Like any other discipline, innovation can be tricky and unnecessarily complicated. The right conditions for innovation vary from company to company, department to department, and team to team.

However, there is a single observation that holds true as a universal rule: Most failures occur because of a lack of structured innovation systems.

This finding was recently reinforced in BCG’s 2024 edition of their annual “Most Innovative Companies” report. In particular, the report calls out the need for systems that create a linkage between innovation strategy and business strategy.

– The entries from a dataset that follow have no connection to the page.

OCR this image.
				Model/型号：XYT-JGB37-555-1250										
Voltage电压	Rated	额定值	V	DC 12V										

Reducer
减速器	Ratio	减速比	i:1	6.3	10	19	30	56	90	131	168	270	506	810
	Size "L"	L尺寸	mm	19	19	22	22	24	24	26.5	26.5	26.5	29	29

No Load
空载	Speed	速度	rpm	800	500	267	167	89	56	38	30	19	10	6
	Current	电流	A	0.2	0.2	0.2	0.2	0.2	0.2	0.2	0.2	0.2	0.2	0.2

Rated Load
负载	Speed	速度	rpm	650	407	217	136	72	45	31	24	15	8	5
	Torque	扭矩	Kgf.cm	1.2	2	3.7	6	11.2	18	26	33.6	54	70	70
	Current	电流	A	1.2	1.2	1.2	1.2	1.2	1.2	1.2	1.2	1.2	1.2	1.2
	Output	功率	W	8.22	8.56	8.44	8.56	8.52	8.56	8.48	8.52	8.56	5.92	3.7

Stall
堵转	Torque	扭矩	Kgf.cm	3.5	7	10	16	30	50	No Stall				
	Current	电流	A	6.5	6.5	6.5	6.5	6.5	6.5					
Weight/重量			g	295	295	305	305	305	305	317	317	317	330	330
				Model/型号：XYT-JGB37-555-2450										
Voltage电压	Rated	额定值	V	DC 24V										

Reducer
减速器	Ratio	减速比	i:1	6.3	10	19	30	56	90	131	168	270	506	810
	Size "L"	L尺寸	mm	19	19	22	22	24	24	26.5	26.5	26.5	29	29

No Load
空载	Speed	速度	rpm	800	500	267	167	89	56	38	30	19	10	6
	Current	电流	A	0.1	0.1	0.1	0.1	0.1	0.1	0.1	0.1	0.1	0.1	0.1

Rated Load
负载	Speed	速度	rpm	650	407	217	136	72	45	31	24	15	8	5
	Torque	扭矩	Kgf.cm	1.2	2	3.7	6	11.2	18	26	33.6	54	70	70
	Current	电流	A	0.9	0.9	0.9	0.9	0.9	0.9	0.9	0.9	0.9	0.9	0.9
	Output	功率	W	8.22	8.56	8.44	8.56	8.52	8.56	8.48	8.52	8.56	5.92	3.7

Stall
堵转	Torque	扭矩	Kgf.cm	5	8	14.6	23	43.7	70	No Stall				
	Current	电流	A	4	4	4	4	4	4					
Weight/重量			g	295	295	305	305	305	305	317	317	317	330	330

In order to get this mix just right, companies should pay attention to the following three principles when reviewing their innovation system:

  1. Suitability: Ensure the mix of innovation tactics is suited to the specific capabilities and strategy of the organization. If the leadership team is heavily involved in the innovation effort and wants to be hands on, then innovation tactics like employee upskilling programs and internal innovation hubs might be a better fit than setting up open innovation ecosystems, and vice versa.
  2. Breadth: Spreading innovation investments across a range of initiatives is much more effective than doubling down on a single tactic. Much like managing a stock portfolio, there is no start and end line. It’s more about managing a variety of bets to create a winning outcome as a whole.
  3. Depth: Focusing success measures around the outputs of innovation is a key indicator of a good system. Don’t confuse motion with progress. Running a training program for thousands of employees is not useful if they have no channels through which to funnel these new methods and skills. The end goal should be to generate new features, offerings and businesses.

As a change agent within your organization, there has never been a better time to introduce an element of systems thinking to an arena that has too often been shrouded in mystery and guesswork. The good news is that leadership teams are already invested and are allocating resources to the problem, they just need help to make these investments more effective.